Kyai Haji Abdurrahman Wahid atau yang akrab dipanggil Gus Dur lahir di
Jombang, Jawa Timur pada tanggal 7 September 1940. Ia lahir dengan nama
Abdurrahman Adakhil yang berarti sang penakluk. Karena kata “Adakhil” tidak
cukup dikenal, maka diganti dengan nama “Wahid” yang kemudian lebih dikenal
dengan Gus Dur. Gus adalah panggilan kehormatan khas Pesantren kepada seorang
anak kiai yang berarti “abang atau mas”.
Gus Dur adalah anak pertama dari enam bersaudara. Ia lahir dari keluarga
yang cukup terhormat. Kakek dari ayahnya, K.H. Hasyim Asyari, merupakan pendiri
Nahdlatul Ulama (NU). Sementara itu kakek dari pihak ibu, K.H. Bisri Syansuri,
adalah pengajar pesantren pertama yang mengajarkan kelas pada perempuan.
Ayahnya K.H. Wahid Hasyim merupakan sosok yang terlibat dalam Gerakan
Nasionalis dan menjadi Menteri Agama tahun 1949, sedangkan ibunya Ny. Hj.

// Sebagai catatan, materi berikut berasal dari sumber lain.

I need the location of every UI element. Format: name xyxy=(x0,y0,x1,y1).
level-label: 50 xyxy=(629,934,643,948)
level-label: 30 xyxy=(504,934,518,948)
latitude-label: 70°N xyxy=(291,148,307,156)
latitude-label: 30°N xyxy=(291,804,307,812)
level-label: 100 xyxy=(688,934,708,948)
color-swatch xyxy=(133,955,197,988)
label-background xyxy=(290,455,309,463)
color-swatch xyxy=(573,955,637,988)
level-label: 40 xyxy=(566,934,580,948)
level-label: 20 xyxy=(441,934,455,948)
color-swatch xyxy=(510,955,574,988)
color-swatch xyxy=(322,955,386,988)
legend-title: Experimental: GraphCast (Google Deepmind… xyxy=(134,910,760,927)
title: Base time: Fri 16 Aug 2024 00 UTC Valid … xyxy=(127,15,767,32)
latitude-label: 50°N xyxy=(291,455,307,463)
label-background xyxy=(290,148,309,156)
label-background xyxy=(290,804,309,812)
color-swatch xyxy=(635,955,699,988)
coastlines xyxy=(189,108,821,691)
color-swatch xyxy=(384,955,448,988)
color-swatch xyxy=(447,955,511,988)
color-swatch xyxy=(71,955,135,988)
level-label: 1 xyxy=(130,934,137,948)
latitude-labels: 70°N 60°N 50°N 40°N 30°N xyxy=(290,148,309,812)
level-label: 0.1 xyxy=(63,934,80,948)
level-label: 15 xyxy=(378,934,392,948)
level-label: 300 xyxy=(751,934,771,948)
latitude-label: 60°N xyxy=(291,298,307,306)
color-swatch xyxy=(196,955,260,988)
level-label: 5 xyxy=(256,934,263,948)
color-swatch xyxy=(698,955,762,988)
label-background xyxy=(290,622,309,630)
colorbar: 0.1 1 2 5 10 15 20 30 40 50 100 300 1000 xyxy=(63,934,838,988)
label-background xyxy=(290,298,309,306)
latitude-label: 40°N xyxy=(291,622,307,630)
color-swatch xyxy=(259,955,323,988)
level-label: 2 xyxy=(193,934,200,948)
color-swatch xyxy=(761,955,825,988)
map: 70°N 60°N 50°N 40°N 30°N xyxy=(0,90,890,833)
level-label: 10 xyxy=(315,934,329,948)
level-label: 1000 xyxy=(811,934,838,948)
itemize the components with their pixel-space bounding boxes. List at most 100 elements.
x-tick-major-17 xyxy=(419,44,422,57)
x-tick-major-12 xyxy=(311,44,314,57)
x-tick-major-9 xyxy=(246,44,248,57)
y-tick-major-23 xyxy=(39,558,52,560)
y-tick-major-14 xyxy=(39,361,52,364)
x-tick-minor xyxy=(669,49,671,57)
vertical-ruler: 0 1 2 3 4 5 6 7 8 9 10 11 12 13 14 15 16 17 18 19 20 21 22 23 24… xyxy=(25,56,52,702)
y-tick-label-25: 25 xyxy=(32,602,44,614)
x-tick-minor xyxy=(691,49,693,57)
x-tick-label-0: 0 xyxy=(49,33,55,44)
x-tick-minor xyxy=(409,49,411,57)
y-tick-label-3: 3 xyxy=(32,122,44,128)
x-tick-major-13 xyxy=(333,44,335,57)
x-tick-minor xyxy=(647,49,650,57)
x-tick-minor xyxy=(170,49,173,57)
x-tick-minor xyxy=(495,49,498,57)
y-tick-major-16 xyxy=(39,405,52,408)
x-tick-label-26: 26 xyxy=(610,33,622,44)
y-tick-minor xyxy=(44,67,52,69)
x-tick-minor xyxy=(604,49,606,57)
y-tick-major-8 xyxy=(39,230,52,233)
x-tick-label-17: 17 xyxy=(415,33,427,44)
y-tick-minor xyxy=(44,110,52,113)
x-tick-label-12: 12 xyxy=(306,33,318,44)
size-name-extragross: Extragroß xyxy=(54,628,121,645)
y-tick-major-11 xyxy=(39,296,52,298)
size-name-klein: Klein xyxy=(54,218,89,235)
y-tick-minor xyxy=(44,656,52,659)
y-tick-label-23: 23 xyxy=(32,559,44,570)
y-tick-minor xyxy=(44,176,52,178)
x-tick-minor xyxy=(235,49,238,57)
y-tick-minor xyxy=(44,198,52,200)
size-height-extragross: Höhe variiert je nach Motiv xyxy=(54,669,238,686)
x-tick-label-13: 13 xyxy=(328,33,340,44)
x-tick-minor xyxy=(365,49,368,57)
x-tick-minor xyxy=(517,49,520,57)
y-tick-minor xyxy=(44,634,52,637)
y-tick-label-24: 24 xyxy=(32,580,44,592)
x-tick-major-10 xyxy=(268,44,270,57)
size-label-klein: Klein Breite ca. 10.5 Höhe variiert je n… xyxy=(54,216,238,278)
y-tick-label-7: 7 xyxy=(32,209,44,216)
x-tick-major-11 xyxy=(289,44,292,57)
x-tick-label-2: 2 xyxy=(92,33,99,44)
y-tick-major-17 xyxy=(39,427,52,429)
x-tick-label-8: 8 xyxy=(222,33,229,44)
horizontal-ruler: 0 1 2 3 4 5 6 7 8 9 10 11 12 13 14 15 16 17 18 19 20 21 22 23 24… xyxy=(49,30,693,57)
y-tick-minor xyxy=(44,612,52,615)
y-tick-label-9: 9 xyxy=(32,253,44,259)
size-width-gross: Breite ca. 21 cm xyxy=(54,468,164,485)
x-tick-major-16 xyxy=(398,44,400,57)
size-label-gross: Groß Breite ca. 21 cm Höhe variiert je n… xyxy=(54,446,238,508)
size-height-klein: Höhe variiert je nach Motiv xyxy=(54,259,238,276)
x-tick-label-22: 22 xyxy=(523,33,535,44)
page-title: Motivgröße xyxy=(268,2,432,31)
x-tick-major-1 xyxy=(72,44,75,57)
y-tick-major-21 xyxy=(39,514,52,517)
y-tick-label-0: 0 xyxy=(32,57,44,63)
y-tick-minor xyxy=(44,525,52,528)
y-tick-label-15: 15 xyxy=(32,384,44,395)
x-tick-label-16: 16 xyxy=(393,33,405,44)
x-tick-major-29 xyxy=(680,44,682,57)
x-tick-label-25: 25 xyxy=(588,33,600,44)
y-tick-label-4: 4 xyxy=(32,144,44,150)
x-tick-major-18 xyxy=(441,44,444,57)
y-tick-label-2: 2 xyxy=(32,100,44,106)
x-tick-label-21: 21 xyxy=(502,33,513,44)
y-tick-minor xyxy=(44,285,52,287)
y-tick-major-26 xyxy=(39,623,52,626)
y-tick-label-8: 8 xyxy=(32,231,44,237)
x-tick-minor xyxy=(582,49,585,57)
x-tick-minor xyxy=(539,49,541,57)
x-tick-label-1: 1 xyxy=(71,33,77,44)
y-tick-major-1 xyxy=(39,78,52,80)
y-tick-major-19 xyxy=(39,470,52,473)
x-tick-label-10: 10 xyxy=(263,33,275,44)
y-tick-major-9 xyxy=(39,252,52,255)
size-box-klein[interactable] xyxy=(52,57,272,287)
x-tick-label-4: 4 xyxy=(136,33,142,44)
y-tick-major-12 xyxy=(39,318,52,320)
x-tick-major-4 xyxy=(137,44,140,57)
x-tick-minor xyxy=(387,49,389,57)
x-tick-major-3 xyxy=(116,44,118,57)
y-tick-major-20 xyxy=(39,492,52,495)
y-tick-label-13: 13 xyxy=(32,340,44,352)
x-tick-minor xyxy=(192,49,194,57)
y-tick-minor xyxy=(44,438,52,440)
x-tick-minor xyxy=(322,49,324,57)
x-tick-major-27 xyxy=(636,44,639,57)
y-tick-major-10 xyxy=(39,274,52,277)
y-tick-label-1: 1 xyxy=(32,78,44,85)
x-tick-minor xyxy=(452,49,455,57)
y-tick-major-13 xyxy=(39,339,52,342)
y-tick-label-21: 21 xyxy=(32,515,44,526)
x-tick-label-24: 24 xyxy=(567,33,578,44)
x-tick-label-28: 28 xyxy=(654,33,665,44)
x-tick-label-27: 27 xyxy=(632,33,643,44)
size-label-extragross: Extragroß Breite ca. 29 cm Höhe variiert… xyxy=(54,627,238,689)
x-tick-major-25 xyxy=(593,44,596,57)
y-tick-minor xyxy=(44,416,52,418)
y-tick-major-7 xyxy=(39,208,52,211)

Sholehah adalah putri pendiri Pondok Pesantren Denayar Jombang.
Gus Dur pernah menyatakan secara terbuka bahwa ia adalah keturunan
TiongHoa dari Tan Kim Han yang menikah dengan Tan a Lok, yang merupakan
saudara kandung dari Raden Patah (Tan Eng Hwa) yang merupakan pendiri
kesultanan Demak. Tan a Lok dan Tan Eng Hwa ini merupakan anak dari Puteri
Campa yang merupakan Puteri Tiongkok yaitu selir Raden Brawijaya V. Berdasarkan
penelitian seorang peneliti Perancis Louis Charles Damais, Tan Kim Han
diidentifikasikan sebagai Syekh Abdul Qodir Al Shini yang makamnya ditemukan di
Trowulan.
Pada tahun 1944 Abdurrahman Wahid pindah dari kota asalnya Jombang
menuju Jakarta, karena pada saat itu ayahnya terpilih menjadi ketua pertama Partai
Majelis Syuro Muslimin Indonesia yang biasa disingkat “Masyumi”. Masyumi adalah
sebuah organisasi dukungan dari tentara Jepang yang pada saat itu menduduki
Indonesia. Setelah deklarasi kemerdekaan Indonesia pada tanggal 17 Agustus 1945,
Gus Dur kembali ke Jombang dan tetap berada di sana selama perang
mempertahankan kedaulatan Indonesia melawan Belanda. Ia kembali ke Jakarta pada
akhir perang tahun 1949 karena ayahnya ditunjuk sebagai Menteri Agama.
Gus Dur menempuh ilmu di Jakarta dengan masuk ke SD Kris sebelum
pindah ke SD Matraman Perwari. Pada tahun 1952 ayahnya sudah tidak menjadi
Menteri Agama tetapi beliau tetap tinggal di Jakarta. Pada tahun 1953 di bulan April
ayah Gus Dur meninggal dunia akibat kecelakaan mobil.